John Burkman, a 54-year-old Virginia man, and Jacob Wohl, a 22-year-old California man, were each indicted on eight counts of telecommunications fraud and seven counts of bribery after using a voice broadcasting service provider to make more than 67,000 calls to people in minority communities across the Midwest, according to a press release.
On Aug. 26, Burkman and Wohl made more than 8,100 calls to three zip codes with large Black communities located in Cleveland and East Cleveland, the prosecutor’s office said.
More than 3,400 of those calls were answered by either a live person or voicemail.
The calls delivered prerecorded messages that falsely warned people that if they voted by mail their information could be used by law enforcement, collection agencies, and the Centers for Disease Control and Prevention to pursue old warrants, collect outstanding debts, and track people for mandatory vaccines.
Click here to listen to a recording of the robocall.
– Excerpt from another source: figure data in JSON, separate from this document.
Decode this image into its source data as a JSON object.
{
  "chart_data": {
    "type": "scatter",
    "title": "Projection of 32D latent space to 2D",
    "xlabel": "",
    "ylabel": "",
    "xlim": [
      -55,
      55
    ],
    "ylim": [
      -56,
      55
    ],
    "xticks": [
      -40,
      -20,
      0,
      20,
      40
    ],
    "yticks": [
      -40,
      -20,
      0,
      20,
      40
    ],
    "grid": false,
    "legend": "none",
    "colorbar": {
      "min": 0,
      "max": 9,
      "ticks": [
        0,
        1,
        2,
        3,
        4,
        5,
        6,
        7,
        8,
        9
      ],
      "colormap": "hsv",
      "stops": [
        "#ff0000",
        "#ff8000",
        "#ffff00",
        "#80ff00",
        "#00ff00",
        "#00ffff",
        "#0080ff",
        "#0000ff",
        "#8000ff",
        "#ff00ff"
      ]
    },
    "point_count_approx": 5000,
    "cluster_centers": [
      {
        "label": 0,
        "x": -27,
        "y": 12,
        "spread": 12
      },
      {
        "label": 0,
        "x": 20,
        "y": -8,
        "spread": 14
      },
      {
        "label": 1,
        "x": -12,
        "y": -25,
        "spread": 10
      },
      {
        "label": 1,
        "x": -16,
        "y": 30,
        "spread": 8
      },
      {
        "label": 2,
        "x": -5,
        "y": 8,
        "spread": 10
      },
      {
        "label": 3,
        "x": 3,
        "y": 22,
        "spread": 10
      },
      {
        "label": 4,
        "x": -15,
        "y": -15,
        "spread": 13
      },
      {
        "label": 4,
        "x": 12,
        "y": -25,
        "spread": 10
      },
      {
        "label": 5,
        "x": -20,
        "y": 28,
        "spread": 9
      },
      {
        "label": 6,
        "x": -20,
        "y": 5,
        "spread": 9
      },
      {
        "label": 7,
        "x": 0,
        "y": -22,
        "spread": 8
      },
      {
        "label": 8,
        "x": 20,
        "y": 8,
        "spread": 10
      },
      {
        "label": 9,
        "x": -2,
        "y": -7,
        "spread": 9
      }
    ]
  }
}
Residents complained to the Ohio Attorney General’s Consumer Protection Section, which investigated and referred the case to Cuyahoga County Prosecutor Michael C. O’Malley.
“We urge all citizens to get out and vote," O’Malley said. "Do not let these individuals or others like them succeed. Exercise your right and get out and VOTE!”
On Tuesday, during the governor’s biweekly COVID-19 conference Ohio Secretary of State Frank LaRose thanked those who called in the complaints and said that Ohio isn’t going to stand for voter intimidation.